Dear Ehsan and Guillermo, Thank you for your responses.

I saw that in some papers used ANOVA with two treatments and they would prefer to use the ANOVA because of they believe that the power of test is more than in comparison with t-test. But I am not sure about it!

Any suggestion will be appreciate that why they would prefer to use the AVONA when there are tow groups, I could not find in some books that I had read anything about differences of ANOVA and t-test.

As I tried to say before: When you assume that the data is normally distributed and there is homogeneity of variances between the two independent groups and in the t test you use the pooled variance, if you have a two tailed test, This t-test is equal to the Anova test (which has the same assumptions), and it arrives always the same conclusions because the test in the ANOVA is also a two-tailed test, and F=t^2. Then each time that you reject the null hypotesis in the ANOVA, you reject it in the two-tailed t test.

Dear Behzad, as i said before the power of both methods are the same and the authors of that article are wrong about what they said.
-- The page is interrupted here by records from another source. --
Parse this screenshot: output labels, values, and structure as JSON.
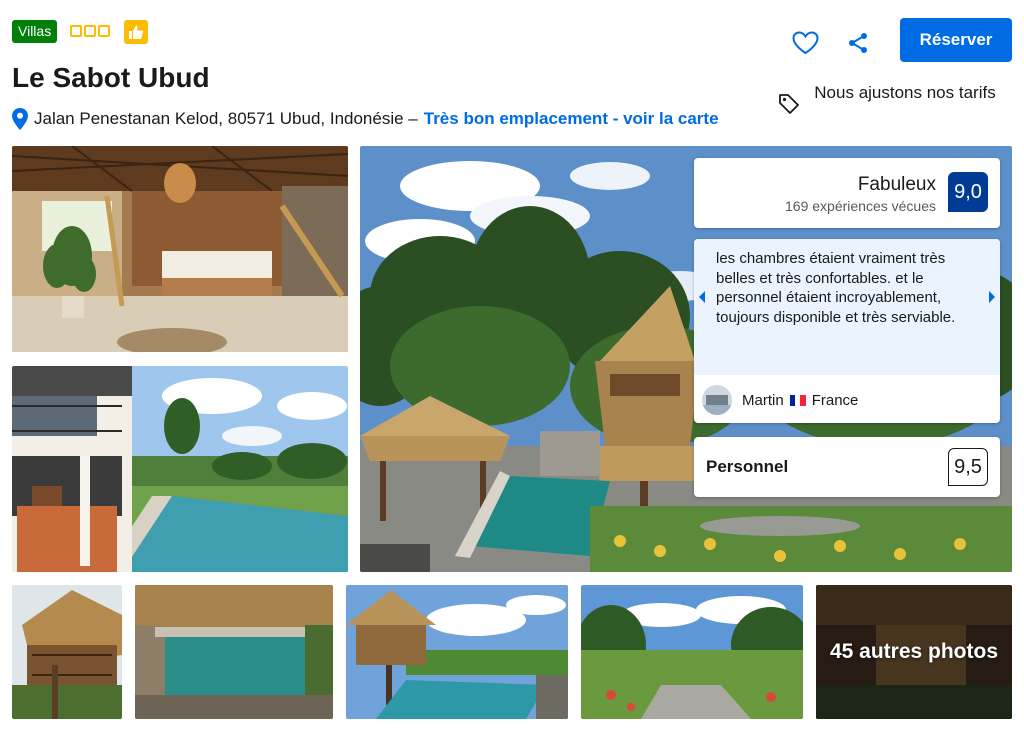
{
  "header": {
    "property_type": "Villas",
    "star_count": 3,
    "title": "Le Sabot Ubud",
    "address": "Jalan Penestanan Kelod, 80571 Ubud, Indonésie –",
    "location_link": "Très bon emplacement - voir la carte"
  },
  "actions": {
    "reserve_label": "Réserver",
    "price_match": "Nous ajustons nos tarifs"
  },
  "rating": {
    "word": "Fabuleux",
    "count_text": "169 expériences vécues",
    "score": "9,0"
  },
  "review": {
    "quote": "les chambres étaient vraiment très belles et très confortables. et le personnel étaient incroyablement, toujours disponible et très serviable.",
    "author": "Martin",
    "country": "France"
  },
  "category_score": {
    "label": "Personnel",
    "score": "9,5"
  },
  "gallery": {
    "more_photos": "45 autres photos"
  },
  "colors": {
    "brand_blue": "#006ce4",
    "score_navy": "#003b95",
    "badge_green": "#008009",
    "star_yellow": "#febb02"
  },
  "icons": [
    "thumbs-up-icon",
    "map-pin-icon",
    "heart-icon",
    "share-icon",
    "price-tag-icon",
    "chevron-left-icon",
    "chevron-right-icon"
  ]
}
I think an instance is comprehensive here. Suppose we have two treatments with 8 replications each. So the degrees of freedom for t-test is 16-1=15, and for ANOVA is as 1 ( 2-1) for nominator and 15 (16- treatment DF). the tabular t at alpha level of 0.05 is 2.131 and for tabular F is 4.54. Simply you can see that F=t^2. So there is no difference in power of two methods.

Dear Ehsan

Your commentary is well but the degree of freedom are 16-2=14 in both tests, because we estimate the mean of each treatment and this estimation takes a degree of freedom for each.

Thanks for your correction Guillermo, I've mistaken with total DF.

Dear Guillermo Enrique Ramos and Ehsan Khedive , Thank you for this conversation. Vert helpful. I was dealing with the same question as I try to make sense of my research results. I have two treatments (burned & unburned) on litterfall within an agroforestry system. Samples were collected from both treatments in 10 replications for "unburned" and 5 replications for "burned". In SAS 9.4, we used a Glimmix Procedure with lsmeans/tukey.

The question was same as already asked but I need to confirm: Should report that "We used a one-way ANOVA" (with only 2 treatments) or more accurate to use t-test terminology? I simply need to know if ANOVA can be extended to a case like this one;

Dear Daniel,

If your test is bilateral, then the t test and Anova F test arrive to the same conclusions (under the assumptions of homogeneity of variance and normality). If you need an unilateral test, you should use the t test which is more flexible and has more power for the same signification level. Beside when there is lack of homogeneity of variance, the t test has a known correction (Welch–Satterthwaite equation).

Thank you Guillermo Enrique Ramos . Test is bilateral in our case. Thanks for suggesting this Welch-Satterthwaite equation in case I need it in the future. The Shapiro-Wilk test was used to test for Normality. Discovering this forum (even though it goes back to 2013) has just opened my interest in Stats.

Dear Daniel Syauswa

There is some issues with your analysis. Why did you use GLIMMIX? this procedure analyzes both fixed and random variables, so you should be cautious about determining what type is your treatment to get desired results. In case of normality, tests are not reasonable when the number of reps are lower than 12. Assume you have only 5 reps as is in your burned site, this means that every replicate have a 20% share of the Probability Density Function (aka PDF). So when a replicate changes randomly, it changes the PDF by 20%. One replicate in this way can change the PDF from normal to Severely skewed.

if you have heterogeneity of variances, first you should increase number of reps for the smaller group.

A t-test can best analyse both one-tailed and two-tailed analysis for you.

t-test or sometimes called Student's t is one of parametric statistical method of testing hypothesis for mean difference for one group and a maximum of two groups only. If you have more than two groups, then you need to employ one way ANOVA (Analysis of Variance) to assess the difference in mean score among the groups simultaneously. Once proven, then you can make pairwise comparison to identify which pair (a comparison between two group at a time) actually differ.